By Kayla Canne
Candidates for the new seat of Newtown spent last Friday night answering questions from the public at a forum hosted by the Friends of Erskineville residents organisation.
A crowd of nearly 50 people gathered at Erskineville Town Hall to hear five of the seven candidates respond to major election issues, such as housing affordability, privatisation, tax breaks and government subsidies for gambling companies.
WestConnex was a big topic on the night after several residents questioned candidates over their stance on the controversial proposal. They also asked Labor candidate Penny Sharpe for specific details on where the route would end.
Ms Sharpe responded by saying that her party was committed to transparency, but only after more research.
“I’m not allowed to tell you exactly where the M4 entrance will be,” she said.
“But what I am allowed to tell you is that Labor is committed to publishing the business case and to publishing the cost-benefit analysis of that, and to also doing the community consultation before we would proceed.
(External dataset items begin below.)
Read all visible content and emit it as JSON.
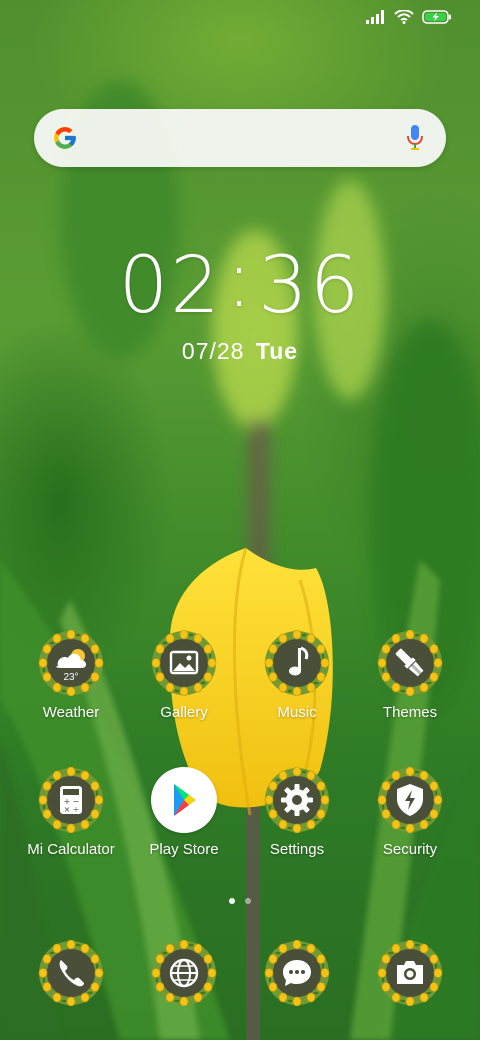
{
  "status_bar": {
    "signal_icon": "signal-bars-icon",
    "wifi_icon": "wifi-icon",
    "battery_icon": "battery-charging-icon"
  },
  "search": {
    "logo_icon": "google-g-icon",
    "voice_icon": "microphone-icon"
  },
  "clock": {
    "hours": "02",
    "separator": ":",
    "minutes": "36",
    "date": "07/28",
    "day": "Tue"
  },
  "apps_row1": [
    {
      "label": "Weather",
      "icon": "weather-cloud-sun-icon",
      "badge": "23°"
    },
    {
      "label": "Gallery",
      "icon": "gallery-image-icon"
    },
    {
      "label": "Music",
      "icon": "music-note-icon"
    },
    {
      "label": "Themes",
      "icon": "themes-brush-icon"
    }
  ],
  "apps_row2": [
    {
      "label": "Mi Calculator",
      "icon": "calculator-icon"
    },
    {
      "label": "Play Store",
      "icon": "play-store-icon"
    },
    {
      "label": "Settings",
      "icon": "settings-gear-icon"
    },
    {
      "label": "Security",
      "icon": "security-shield-icon"
    }
  ],
  "dock": [
    {
      "icon": "phone-icon"
    },
    {
      "icon": "browser-globe-icon"
    },
    {
      "icon": "messaging-icon"
    },
    {
      "icon": "camera-icon"
    }
  ],
  "pager": {
    "pages": 2,
    "active": 1
  },
  "colors": {
    "icon_bg": "#4a4f3a",
    "flower_yellow": "#f2c418",
    "leaf_green": "#4c8a23"
  }
}
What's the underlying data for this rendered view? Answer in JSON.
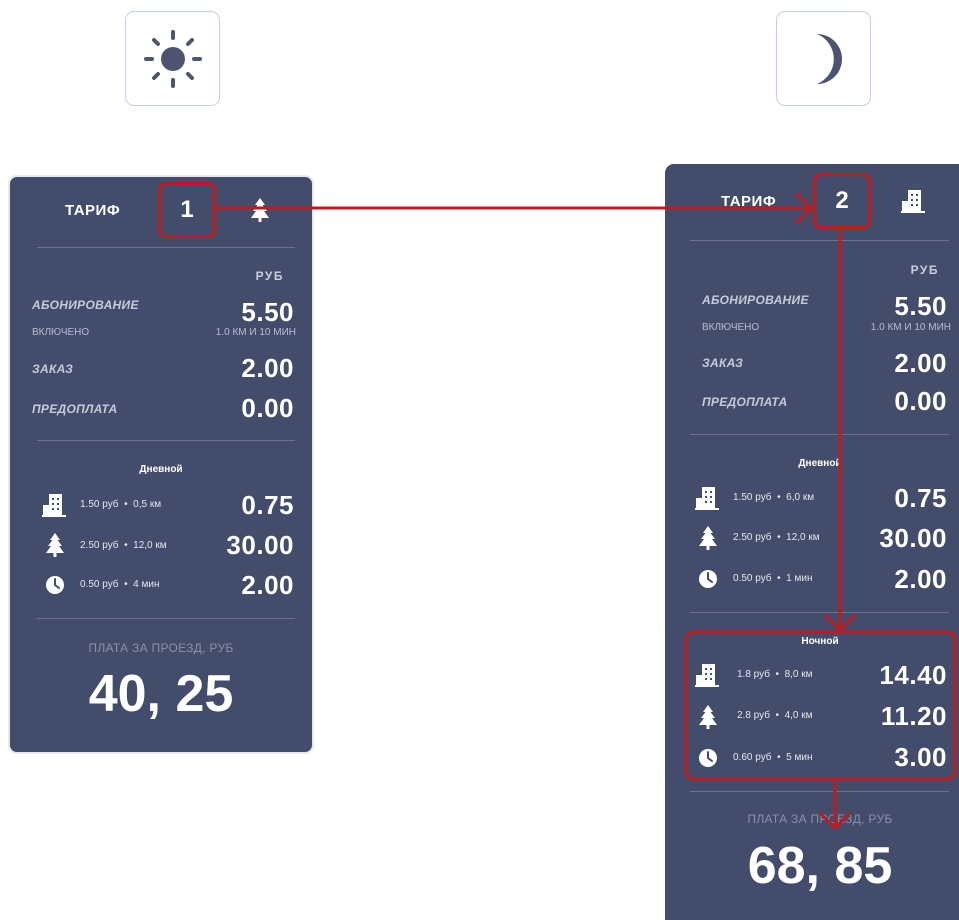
{
  "theme_buttons": {
    "day_icon": "sun-icon",
    "night_icon": "moon-icon"
  },
  "day": {
    "tariff_label": "ТАРИФ",
    "tariff_number": "1",
    "tariff_icon": "tree-icon",
    "currency": "РУБ",
    "subscription_label": "АБОНИРОВАНИЕ",
    "subscription_value": "5.50",
    "included_label": "ВКЛЮЧЕНО",
    "included_value": "1.0 КМ И 10 МИН",
    "order_label": "ЗАКАЗ",
    "order_value": "2.00",
    "prepay_label": "ПРЕДОПЛАТА",
    "prepay_value": "0.00",
    "section_title": "Дневной",
    "rows": [
      {
        "icon": "building-icon",
        "rate": "1.50 руб",
        "amount": "0,5 км",
        "value": "0.75"
      },
      {
        "icon": "tree-icon",
        "rate": "2.50 руб",
        "amount": "12,0 км",
        "value": "30.00"
      },
      {
        "icon": "clock-icon",
        "rate": "0.50 руб",
        "amount": "4 мин",
        "value": "2.00"
      }
    ],
    "fare_label": "ПЛАТА ЗА ПРОЕЗД, РУБ",
    "total": "40, 25"
  },
  "night": {
    "tariff_label": "ТАРИФ",
    "tariff_number": "2",
    "tariff_icon": "building-icon",
    "currency": "РУБ",
    "subscription_label": "АБОНИРОВАНИЕ",
    "subscription_value": "5.50",
    "included_label": "ВКЛЮЧЕНО",
    "included_value": "1.0 КМ И 10 МИН",
    "order_label": "ЗАКАЗ",
    "order_value": "2.00",
    "prepay_label": "ПРЕДОПЛАТА",
    "prepay_value": "0.00",
    "day_section_title": "Дневной",
    "day_rows": [
      {
        "icon": "building-icon",
        "rate": "1.50 руб",
        "amount": "6,0 км",
        "value": "0.75"
      },
      {
        "icon": "tree-icon",
        "rate": "2.50 руб",
        "amount": "12,0 км",
        "value": "30.00"
      },
      {
        "icon": "clock-icon",
        "rate": "0.50 руб",
        "amount": "1 мин",
        "value": "2.00"
      }
    ],
    "night_section_title": "Ночной",
    "night_rows": [
      {
        "icon": "building-icon",
        "rate": "1.8 руб",
        "amount": "8,0 км",
        "value": "14.40"
      },
      {
        "icon": "tree-icon",
        "rate": "2.8 руб",
        "amount": "4,0 км",
        "value": "11.20"
      },
      {
        "icon": "clock-icon",
        "rate": "0.60 руб",
        "amount": "5 мин",
        "value": "3.00"
      }
    ],
    "fare_label": "ПЛАТА ЗА ПРОЕЗД, РУБ",
    "total": "68, 85"
  },
  "colors": {
    "panel": "#444c6b",
    "highlight": "#c01a1f",
    "button_border": "#c4cff0",
    "sun": "#4e5470"
  }
}
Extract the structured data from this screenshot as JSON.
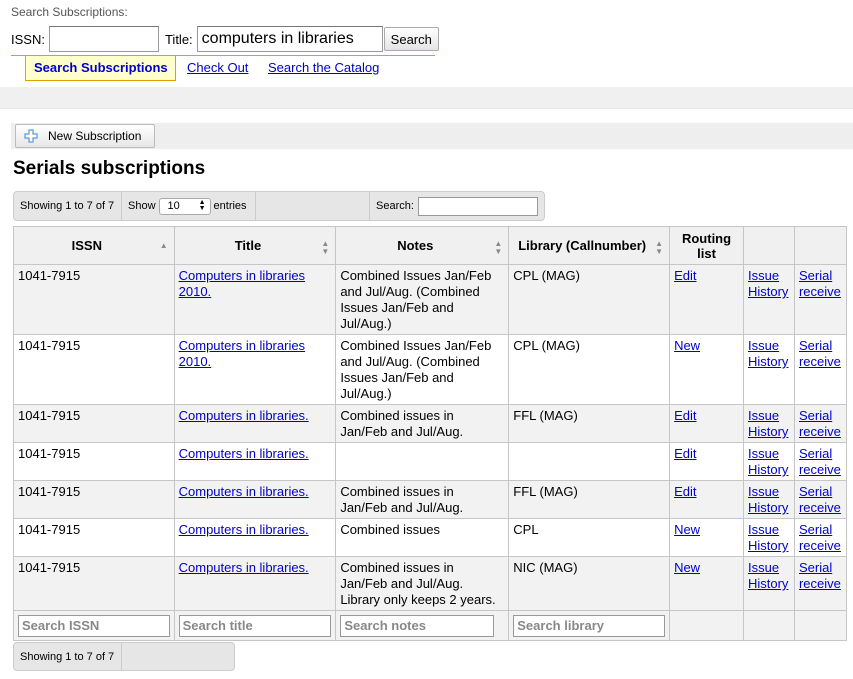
{
  "search": {
    "caption": "Search Subscriptions:",
    "issn_label": "ISSN:",
    "issn_value": "",
    "title_label": "Title:",
    "title_value": "computers in libraries",
    "button": "Search"
  },
  "tabs": [
    {
      "label": "Search Subscriptions",
      "active": true
    },
    {
      "label": "Check Out",
      "active": false
    },
    {
      "label": "Search the Catalog",
      "active": false
    }
  ],
  "toolbar": {
    "new_subscription": "New Subscription"
  },
  "page_title": "Serials subscriptions",
  "datatable": {
    "info": "Showing 1 to 7 of 7",
    "show_label": "Show",
    "length_value": "10",
    "entries_label": "entries",
    "search_label": "Search:",
    "search_value": ""
  },
  "columns": [
    {
      "label": "ISSN",
      "sort": "asc"
    },
    {
      "label": "Title",
      "sort": "both"
    },
    {
      "label": "Notes",
      "sort": "both"
    },
    {
      "label": "Library (Callnumber)",
      "sort": "both"
    },
    {
      "label": "Routing list",
      "sort": "none"
    },
    {
      "label": "",
      "sort": "none"
    },
    {
      "label": "",
      "sort": "none"
    }
  ],
  "rows": [
    {
      "issn": "1041-7915",
      "title": "Computers in libraries 2010.",
      "notes": "Combined Issues Jan/Feb and Jul/Aug. (Combined Issues Jan/Feb and Jul/Aug.)",
      "library": "CPL (MAG)",
      "routing": "Edit",
      "issue_history": "Issue History",
      "serial_receive": "Serial receive"
    },
    {
      "issn": "1041-7915",
      "title": "Computers in libraries 2010.",
      "notes": "Combined Issues Jan/Feb and Jul/Aug. (Combined Issues Jan/Feb and Jul/Aug.)",
      "library": "CPL (MAG)",
      "routing": "New",
      "issue_history": "Issue History",
      "serial_receive": "Serial receive"
    },
    {
      "issn": "1041-7915",
      "title": "Computers in libraries.",
      "notes": "Combined issues in Jan/Feb and Jul/Aug.",
      "library": "FFL (MAG)",
      "routing": "Edit",
      "issue_history": "Issue History",
      "serial_receive": "Serial receive"
    },
    {
      "issn": "1041-7915",
      "title": "Computers in libraries.",
      "notes": "",
      "library": "",
      "routing": "Edit",
      "issue_history": "Issue History",
      "serial_receive": "Serial receive"
    },
    {
      "issn": "1041-7915",
      "title": "Computers in libraries.",
      "notes": "Combined issues in Jan/Feb and Jul/Aug.",
      "library": "FFL (MAG)",
      "routing": "Edit",
      "issue_history": "Issue History",
      "serial_receive": "Serial receive"
    },
    {
      "issn": "1041-7915",
      "title": "Computers in libraries.",
      "notes": "Combined issues",
      "library": "CPL",
      "routing": "New",
      "issue_history": "Issue History",
      "serial_receive": "Serial receive"
    },
    {
      "issn": "1041-7915",
      "title": "Computers in libraries.",
      "notes": "Combined issues in Jan/Feb and Jul/Aug. Library only keeps 2 years.",
      "library": "NIC (MAG)",
      "routing": "New",
      "issue_history": "Issue History",
      "serial_receive": "Serial receive"
    }
  ],
  "filters": {
    "issn": "Search ISSN",
    "title": "Search title",
    "notes": "Search notes",
    "library": "Search library"
  },
  "bottom_info": "Showing 1 to 7 of 7",
  "colors": {
    "link": "#0000cc",
    "tab_border": "#e0a000",
    "tab_bg": "#ffffcc",
    "plus_icon": "#5b9bd5"
  }
}
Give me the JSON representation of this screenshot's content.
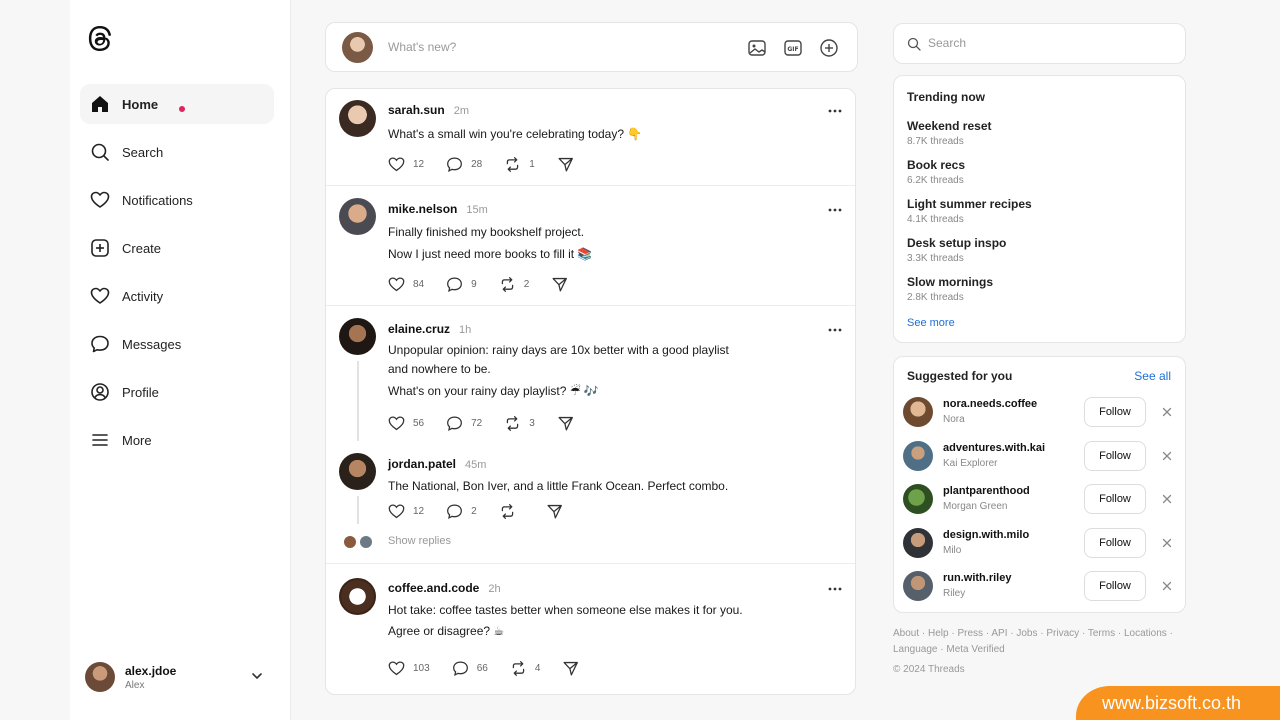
{
  "sidebar": {
    "nav": [
      {
        "label": "Home",
        "icon": "home-icon",
        "active": true
      },
      {
        "label": "Search",
        "icon": "search-icon"
      },
      {
        "label": "Notifications",
        "icon": "heart-icon"
      },
      {
        "label": "Create",
        "icon": "plus-square-icon"
      },
      {
        "label": "Activity",
        "icon": "heart-icon"
      },
      {
        "label": "Messages",
        "icon": "chat-bubble-icon"
      },
      {
        "label": "Profile",
        "icon": "user-circle-icon"
      },
      {
        "label": "More",
        "icon": "menu-icon"
      }
    ],
    "user": {
      "username": "alex.jdoe",
      "name": "Alex"
    }
  },
  "composer": {
    "placeholder": "What's new?"
  },
  "posts": [
    {
      "user": "sarah.sun",
      "time": "2m",
      "lines": [
        "What's a small win you're celebrating today? 👇"
      ],
      "likes": "12",
      "replies": "28",
      "reposts": "1"
    },
    {
      "user": "mike.nelson",
      "time": "15m",
      "lines": [
        "Finally finished my bookshelf project.",
        "Now I just need more books to fill it 📚"
      ],
      "likes": "84",
      "replies": "9",
      "reposts": "2"
    },
    {
      "user": "elaine.cruz",
      "time": "1h",
      "lines": [
        "Unpopular opinion: rainy days are 10x better with a good playlist",
        "and nowhere to be.",
        "What's on your rainy day playlist? ☔ 🎶"
      ],
      "likes": "56",
      "replies": "72",
      "reposts": "3"
    },
    {
      "user": "jordan.patel",
      "time": "45m",
      "lines": [
        "The National, Bon Iver, and a little Frank Ocean. Perfect combo."
      ],
      "likes": "12",
      "replies": "2",
      "reposts": "",
      "show_replies": "Show replies"
    },
    {
      "user": "coffee.and.code",
      "time": "2h",
      "lines": [
        "Hot take: coffee tastes better when someone else makes it for you.",
        "Agree or disagree? ☕"
      ],
      "likes": "103",
      "replies": "66",
      "reposts": "4"
    }
  ],
  "search": {
    "placeholder": "Search"
  },
  "trending": {
    "title": "Trending now",
    "items": [
      {
        "name": "Weekend reset",
        "count": "8.7K threads"
      },
      {
        "name": "Book recs",
        "count": "6.2K threads"
      },
      {
        "name": "Light summer recipes",
        "count": "4.1K threads"
      },
      {
        "name": "Desk setup inspo",
        "count": "3.3K threads"
      },
      {
        "name": "Slow mornings",
        "count": "2.8K threads"
      }
    ],
    "see_more": "See more"
  },
  "suggested": {
    "title": "Suggested for you",
    "see_all": "See all",
    "follow_label": "Follow",
    "items": [
      {
        "username": "nora.needs.coffee",
        "name": "Nora"
      },
      {
        "username": "adventures.with.kai",
        "name": "Kai Explorer"
      },
      {
        "username": "plantparenthood",
        "name": "Morgan Green"
      },
      {
        "username": "design.with.milo",
        "name": "Milo"
      },
      {
        "username": "run.with.riley",
        "name": "Riley"
      }
    ]
  },
  "footer": {
    "links": "About · Help · Press · API · Jobs · Privacy · Terms · Locations · Language · Meta Verified",
    "copyright": "© 2024 Threads"
  },
  "watermark": "www.bizsoft.co.th"
}
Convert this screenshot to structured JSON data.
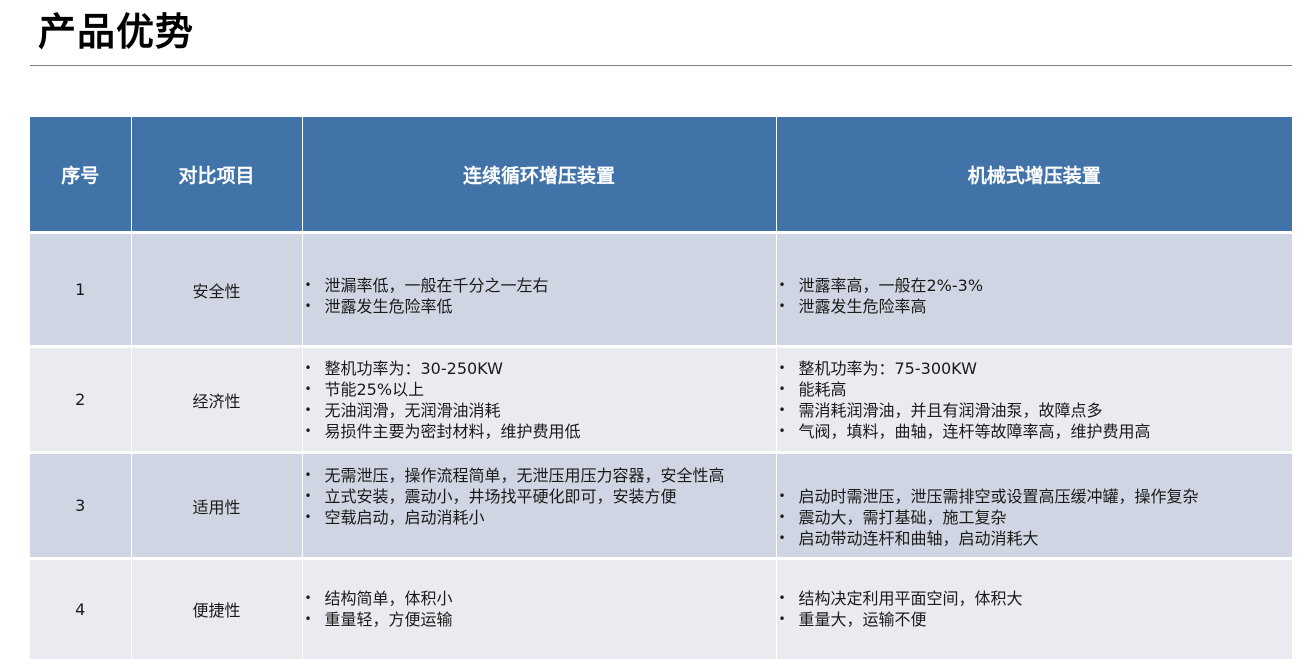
{
  "title": "产品优势",
  "table": {
    "headers": [
      "序号",
      "对比项目",
      "连续循环增压装置",
      "机械式增压装置"
    ],
    "rows": [
      {
        "no": "1",
        "item": "安全性",
        "continuous": [
          "泄漏率低，一般在千分之一左右",
          "泄露发生危险率低"
        ],
        "mechanical": [
          "泄露率高，一般在2%-3%",
          "泄露发生危险率高"
        ]
      },
      {
        "no": "2",
        "item": "经济性",
        "continuous": [
          "整机功率为：30-250KW",
          "节能25%以上",
          "无油润滑，无润滑油消耗",
          "易损件主要为密封材料，维护费用低"
        ],
        "mechanical": [
          "整机功率为：75-300KW",
          "能耗高",
          "需消耗润滑油，并且有润滑油泵，故障点多",
          "气阀，填料，曲轴，连杆等故障率高，维护费用高"
        ]
      },
      {
        "no": "3",
        "item": "适用性",
        "continuous": [
          "无需泄压，操作流程简单，无泄压用压力容器，安全性高",
          "立式安装，震动小，井场找平硬化即可，安装方便",
          "空载启动，启动消耗小"
        ],
        "mechanical": [
          "启动时需泄压，泄压需排空或设置高压缓冲罐，操作复杂",
          "震动大，需打基础，施工复杂",
          "启动带动连杆和曲轴，启动消耗大"
        ]
      },
      {
        "no": "4",
        "item": "便捷性",
        "continuous": [
          "结构简单，体积小",
          "重量轻，方便运输"
        ],
        "mechanical": [
          "结构决定利用平面空间，体积大",
          "重量大，运输不便"
        ]
      }
    ]
  }
}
It is wrong to suggest that Labor supports all of WestConnex … but we’re not shying away from saying that we will build some roads.”
The other four candidates were completely opposed to WestConnex, expressing concern about the money funnelled into the operation.
“It’s wrong-headed to be talking about spending over $500 million on roads that, as far as the [City of Sydney] reports, won’t be properly utilised or financially viable,” Australian Cyclist Party candidate Noel McFarlane said.
Greens candidate Jenny Leong said WestConnex funding would be better utilised for updating public transportation.
“$4.5 billion based on the Green’s transport plan would deliver the Inner City Regional Sydney Cycle Network that is long overdue,” she said.
“It would make all of our train stations accessible so that [people with] mobility issues wouldn’t have to struggle up and down our train station stairs. It would also introduce the light rail on Parramatta Road. Those are just some of the things $4.5 billion could buy, and instead we have bipartisan support for billions of dollars into dirty tollways.”
Michael Walsh of the Animal Justice Party said building new roads was not the answer to high traffic conditions, and that in a few years the WestConnex additions would be just as congested as the rest of the city.
Karl Schubert of the Christian Democratic Party said his main concern was the lack of funding available for other programs, which would be ignored due to the WestConnex project.
Absent from the forum was Dale Dinham of the No Land Tax Campaign and Liberal candidate Rachael Wheldall.
Mr Dinham could not be reached by organisers, and Ms Wheldall reportedly wanted to attend, but said the head office of the Liberal party would not allow her to come, according to the Friends of Erskineville
Housing affordability was also discussed on the evening.
Ms Sharpe left for another function before the topic was raised, but the other four candidates agreed that quotas needed to be set.
Ms Leong said that new housing developments in NSW should allocate a minimum of 10 percent of new dwellings to affordable housing.
One resident brought up concerns about privatisation, and all candidates agreed that outsourcing was against the public’s interest.
Mr Schubert noted that if deals were to be made, contracts must be long enough to ensure stability of care so that patients weren’t shuffled from company to company in the process.